We will assume that the “sample” is the subset of \(n\) individuals, who could have appeared in any sequence. That’s just like the poker hands.

An analogous argument tells us that the number of different simple random samples is

\[ \binom{N}{n} \]

and they are all equally likely.

5.4.5. Counting Good Elements in a Simple Random Sample#

If the population consists of two classes of individuals, the two classes are conventionally called “successes and failures” or “good and bad”. Here “good” almost invariably stands for the kind of individual you are trying to count. For example, if you are trying to count voters who support a particular candidate in an election, then that class of voters would be labeled “good” regardless of your opinion about their political beliefs.

Suppose a population of \(N\) individuals contains \(G\) good individuals, and you take a simple random sample of size \(n\). How many samples contain \(g\) good elements?

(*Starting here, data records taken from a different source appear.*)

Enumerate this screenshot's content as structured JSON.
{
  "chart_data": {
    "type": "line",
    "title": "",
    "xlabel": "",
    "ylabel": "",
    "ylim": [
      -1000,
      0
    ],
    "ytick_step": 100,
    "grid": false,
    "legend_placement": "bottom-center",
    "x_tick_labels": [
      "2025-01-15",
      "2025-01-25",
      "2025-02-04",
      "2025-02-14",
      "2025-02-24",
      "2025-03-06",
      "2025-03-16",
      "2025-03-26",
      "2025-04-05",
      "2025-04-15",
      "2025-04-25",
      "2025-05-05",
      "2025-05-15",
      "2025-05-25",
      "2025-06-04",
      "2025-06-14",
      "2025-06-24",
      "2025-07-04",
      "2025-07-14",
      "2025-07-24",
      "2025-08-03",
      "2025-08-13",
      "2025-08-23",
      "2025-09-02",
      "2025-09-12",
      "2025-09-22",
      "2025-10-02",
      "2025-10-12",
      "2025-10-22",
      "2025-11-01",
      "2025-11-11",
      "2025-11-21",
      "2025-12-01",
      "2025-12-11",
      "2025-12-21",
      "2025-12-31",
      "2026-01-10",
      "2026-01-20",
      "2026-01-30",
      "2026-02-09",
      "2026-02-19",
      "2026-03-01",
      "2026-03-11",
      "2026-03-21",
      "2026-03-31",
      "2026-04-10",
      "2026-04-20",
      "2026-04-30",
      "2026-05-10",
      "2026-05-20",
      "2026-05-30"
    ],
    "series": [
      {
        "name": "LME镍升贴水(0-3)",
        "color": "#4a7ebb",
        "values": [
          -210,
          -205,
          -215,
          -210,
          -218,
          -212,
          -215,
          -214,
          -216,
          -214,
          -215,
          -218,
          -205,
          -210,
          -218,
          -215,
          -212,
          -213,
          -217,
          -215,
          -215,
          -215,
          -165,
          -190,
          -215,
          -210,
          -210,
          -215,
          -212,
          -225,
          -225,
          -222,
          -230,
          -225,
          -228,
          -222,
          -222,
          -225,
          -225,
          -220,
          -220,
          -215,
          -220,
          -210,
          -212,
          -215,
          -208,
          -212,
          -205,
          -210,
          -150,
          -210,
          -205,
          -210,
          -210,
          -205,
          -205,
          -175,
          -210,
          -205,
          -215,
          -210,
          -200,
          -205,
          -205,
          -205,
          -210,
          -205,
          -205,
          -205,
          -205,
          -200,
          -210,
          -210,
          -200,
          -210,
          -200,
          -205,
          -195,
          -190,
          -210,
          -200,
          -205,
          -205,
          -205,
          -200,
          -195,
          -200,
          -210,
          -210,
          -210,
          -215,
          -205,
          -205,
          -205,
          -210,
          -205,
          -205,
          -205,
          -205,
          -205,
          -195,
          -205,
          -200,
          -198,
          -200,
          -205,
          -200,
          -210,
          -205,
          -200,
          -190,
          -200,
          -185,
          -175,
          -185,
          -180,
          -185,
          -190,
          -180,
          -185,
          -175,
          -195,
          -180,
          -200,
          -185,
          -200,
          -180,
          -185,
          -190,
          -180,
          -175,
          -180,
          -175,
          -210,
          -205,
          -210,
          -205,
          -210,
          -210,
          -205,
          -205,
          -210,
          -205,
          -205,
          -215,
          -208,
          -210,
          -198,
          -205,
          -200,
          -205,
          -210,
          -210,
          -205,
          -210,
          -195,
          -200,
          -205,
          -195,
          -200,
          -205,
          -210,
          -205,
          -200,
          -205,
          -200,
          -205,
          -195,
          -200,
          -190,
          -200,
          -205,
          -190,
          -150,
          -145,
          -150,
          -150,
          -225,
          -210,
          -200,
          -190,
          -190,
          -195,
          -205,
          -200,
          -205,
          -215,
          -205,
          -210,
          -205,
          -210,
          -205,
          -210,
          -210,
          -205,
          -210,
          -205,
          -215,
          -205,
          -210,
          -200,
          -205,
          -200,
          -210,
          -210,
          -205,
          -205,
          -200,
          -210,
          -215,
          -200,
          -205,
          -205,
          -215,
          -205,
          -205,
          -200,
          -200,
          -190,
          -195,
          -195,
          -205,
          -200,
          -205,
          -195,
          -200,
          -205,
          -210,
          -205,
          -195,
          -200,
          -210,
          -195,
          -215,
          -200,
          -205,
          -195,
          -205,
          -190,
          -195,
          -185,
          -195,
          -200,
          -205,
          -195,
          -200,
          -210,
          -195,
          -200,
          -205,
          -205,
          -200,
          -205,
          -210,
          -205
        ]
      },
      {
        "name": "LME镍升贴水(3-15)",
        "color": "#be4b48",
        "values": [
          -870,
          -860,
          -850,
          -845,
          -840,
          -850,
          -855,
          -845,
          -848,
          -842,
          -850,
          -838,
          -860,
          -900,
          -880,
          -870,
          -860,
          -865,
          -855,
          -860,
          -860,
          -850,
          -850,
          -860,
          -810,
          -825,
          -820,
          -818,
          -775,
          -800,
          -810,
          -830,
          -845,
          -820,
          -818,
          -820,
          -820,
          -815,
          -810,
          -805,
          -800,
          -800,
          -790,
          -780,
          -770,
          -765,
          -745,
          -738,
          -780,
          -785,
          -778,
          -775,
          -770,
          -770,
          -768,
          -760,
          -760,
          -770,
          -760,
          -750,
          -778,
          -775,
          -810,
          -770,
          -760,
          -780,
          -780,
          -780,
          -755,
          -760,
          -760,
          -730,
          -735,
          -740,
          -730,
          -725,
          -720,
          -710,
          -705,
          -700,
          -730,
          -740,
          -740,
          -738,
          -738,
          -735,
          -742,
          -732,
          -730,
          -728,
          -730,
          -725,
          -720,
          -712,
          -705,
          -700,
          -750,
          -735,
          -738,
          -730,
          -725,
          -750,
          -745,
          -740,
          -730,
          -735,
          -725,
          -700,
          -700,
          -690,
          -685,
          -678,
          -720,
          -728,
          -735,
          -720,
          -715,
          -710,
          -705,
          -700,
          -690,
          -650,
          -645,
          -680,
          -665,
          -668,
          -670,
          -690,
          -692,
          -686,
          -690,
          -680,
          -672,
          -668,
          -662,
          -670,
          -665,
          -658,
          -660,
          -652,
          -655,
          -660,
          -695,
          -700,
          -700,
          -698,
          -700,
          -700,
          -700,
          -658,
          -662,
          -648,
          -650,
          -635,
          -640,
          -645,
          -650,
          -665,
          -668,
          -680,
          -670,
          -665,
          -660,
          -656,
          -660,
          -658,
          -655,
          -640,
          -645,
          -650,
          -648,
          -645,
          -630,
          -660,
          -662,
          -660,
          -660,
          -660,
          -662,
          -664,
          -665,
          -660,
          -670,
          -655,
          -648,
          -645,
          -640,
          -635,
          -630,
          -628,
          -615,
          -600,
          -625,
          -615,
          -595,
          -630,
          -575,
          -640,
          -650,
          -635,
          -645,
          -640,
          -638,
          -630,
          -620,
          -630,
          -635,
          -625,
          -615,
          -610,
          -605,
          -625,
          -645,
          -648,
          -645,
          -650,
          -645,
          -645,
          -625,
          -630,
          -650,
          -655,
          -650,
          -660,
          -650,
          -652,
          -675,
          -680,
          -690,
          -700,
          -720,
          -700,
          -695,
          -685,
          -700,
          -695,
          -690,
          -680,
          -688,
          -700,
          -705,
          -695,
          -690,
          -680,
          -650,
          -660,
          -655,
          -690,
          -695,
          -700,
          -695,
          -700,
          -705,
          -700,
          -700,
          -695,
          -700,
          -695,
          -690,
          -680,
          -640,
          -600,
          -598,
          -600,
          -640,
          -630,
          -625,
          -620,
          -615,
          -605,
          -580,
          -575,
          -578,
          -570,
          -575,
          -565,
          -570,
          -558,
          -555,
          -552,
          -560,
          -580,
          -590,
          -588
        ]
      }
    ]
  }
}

The number of samples that contain \(g\) good individuals is obtained by the product rule:

  • Pick \(g\) individuals from the \(G\) good individuals in the population. You can do this in \(\binom{G}{g}\) ways.

  • For each choice of these \(g\) good individuals, there are \(\binom{N-G}{n-g}\) choices of bad individuals you can make.

So the total number of samples containing \(g\) good individuals is

\[ \binom{G}{g}\binom{N-G}{n-g} \]

The chance of getting \(g\) good elements in the sample is

\[ \frac {\binom{G}{g}\binom{N-G}{n-g}} { \binom{N}{n} } \]

These are called hypergeometric probabilities because the formula is related to the hypergeometric series of mathematics. We won’t be dealing with that series in this course, but we can still use the impressive name. We will have a lot more to do with these probabilities later in the course.

Technical Note: If you are really careful, you will have started by trying to figure out which values of \(g\) should be considered here. Because it is the number of good elements in the sample, we know \(g \le \min(n, G)\). By considering the number of bad elements in the sample, we have \(n-g \le \min(n, N-G)\) and so \(g \ge \max(0, n-N+G)\).

But you need not worry about these technical details. Just define \(\binom{a}{b}\) to be 0 if it is counting impossible choices, for example \(\binom{5}{10}\) or \(\binom{6}{-4}\). Then the hypergeometric formula for the chance of \(g\) good elements will just work out to be 0 if it is impossible to get \(g\) good elements in the sample.

Quick Check

A bridge hand is 13 cards dealt from a standard deck of 52 cards, of which 4 are aces. What is the chance that there are two aces in a bridge hand?